Lehuauakea's "No Mākou Ke Ānuenue," which translates to "The Rainbow For Us All."

A component to HRC’s collaborative partnerships with artists is to illustrate how our individual culture and heritage intertwines with queer life. Can you tell us how “No Mākou Ke Ānuenue (The Rainbow For Us All),” your artistic contribution to both our AANHPI Heritage Month campaign and the cover to our newest issue of EQUALITY, tells us about queerness in AANHPI communities?

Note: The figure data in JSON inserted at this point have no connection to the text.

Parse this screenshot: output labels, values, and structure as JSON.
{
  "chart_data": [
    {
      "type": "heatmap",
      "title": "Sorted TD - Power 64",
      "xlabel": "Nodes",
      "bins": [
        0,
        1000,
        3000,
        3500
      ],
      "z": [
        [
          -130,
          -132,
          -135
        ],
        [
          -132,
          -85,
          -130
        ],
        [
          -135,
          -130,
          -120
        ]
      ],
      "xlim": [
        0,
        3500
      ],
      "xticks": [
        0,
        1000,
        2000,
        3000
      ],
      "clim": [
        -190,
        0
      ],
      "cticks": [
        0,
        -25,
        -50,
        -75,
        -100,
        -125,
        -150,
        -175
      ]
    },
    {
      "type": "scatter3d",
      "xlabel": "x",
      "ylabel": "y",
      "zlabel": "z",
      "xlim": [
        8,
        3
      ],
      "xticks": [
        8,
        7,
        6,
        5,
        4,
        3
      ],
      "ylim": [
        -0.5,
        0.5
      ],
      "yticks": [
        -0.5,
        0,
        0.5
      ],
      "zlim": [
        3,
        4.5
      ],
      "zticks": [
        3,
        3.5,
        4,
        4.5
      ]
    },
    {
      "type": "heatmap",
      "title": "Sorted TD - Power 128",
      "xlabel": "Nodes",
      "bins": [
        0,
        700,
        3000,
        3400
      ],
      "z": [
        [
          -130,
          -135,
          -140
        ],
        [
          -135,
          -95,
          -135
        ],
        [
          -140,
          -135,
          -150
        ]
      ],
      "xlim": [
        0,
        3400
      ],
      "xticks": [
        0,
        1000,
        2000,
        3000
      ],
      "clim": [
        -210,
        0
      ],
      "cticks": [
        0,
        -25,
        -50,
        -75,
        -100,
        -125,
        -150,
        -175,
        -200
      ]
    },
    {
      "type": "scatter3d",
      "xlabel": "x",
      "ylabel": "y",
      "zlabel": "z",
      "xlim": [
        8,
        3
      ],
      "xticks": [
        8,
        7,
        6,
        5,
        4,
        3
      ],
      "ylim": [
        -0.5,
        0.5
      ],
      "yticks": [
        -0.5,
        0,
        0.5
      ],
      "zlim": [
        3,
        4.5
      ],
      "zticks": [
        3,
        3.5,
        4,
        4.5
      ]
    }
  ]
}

Similar to how so many aspects of Indigenous and Pacific Islander life – from food, spiritual practices, material culture, clothing, language, and more – were stolen or erased from communities entirely, Hawaiian kapa-making was almost lost after colonial contact. So, too, were the important roles that māhū played within our culture. At one point, queer individuals in pre-contact Hawaiʻi were widely respected elders, knowledge keepers, and spiritual practitioners. With projects like this one for the Human Rights Campaign, my goal was not only to raise the visibility for Pacific Islanders as a whole, but also raise awareness that many of our island cultures held LGBTQ+ individuals as valuable parts of a community. I hope that one day we are able to break from the colonial stigmas that were placed on us and honor the multitude of roles that our ancestors once held.



Identifying as LGBTQ+ means something entirely different for people from different cultural backgrounds. What does being part of the LGBTQ+ community mean to you as an AANHPI person and artist?

As a māhū and queer Native Hawaiian, being part of the LGBTQ+ community to me means honoring who we are as individuals who are part of a whole. Being māhū is not as much of an identity label as it is a designation of the responsibility that one assumes within their given community. To me, that means embodying all facets of my work, both the ones that were reserved for gendered women and men in a western sense. It also means showing up for the youth in the Native Hawaiian-Pacific Northwest diaspora, especially those who identify as Queer or are questioning, because I know from personal experience how isolating that can be as a young, Indigenous kid. If my work can inspire or help even one young person or individual along their journey, it will have served its purpose.

As expressive as art can be, sometimes, there are ideas and emotions that aren’t clearly conveyed through the way art is perceived. What would you like people to know about yourself, both as an individual and artist, and about the way you create your artwork?

I hope that people know that the work I do is a reflection of the relationships that I’ve been able to build over the years as a cultural practitioner, relationships that have sustained my life quite literally, for without them I don’t know if I would be here today. Because of the nature of my work as a kapa-maker, I wouldn’t be able to perpetuate this practice without my connection to land through the trees I make the kapa (bark cloth) from, and the earth pigments and plant dyes I utilize for paint. I also wouldn’t be here without the understanding of my ancestry, which is also inherently tied to my queer identity, and it is my hope that when one looks at my work, they see these relationships reclaimed, remembered and celebrated.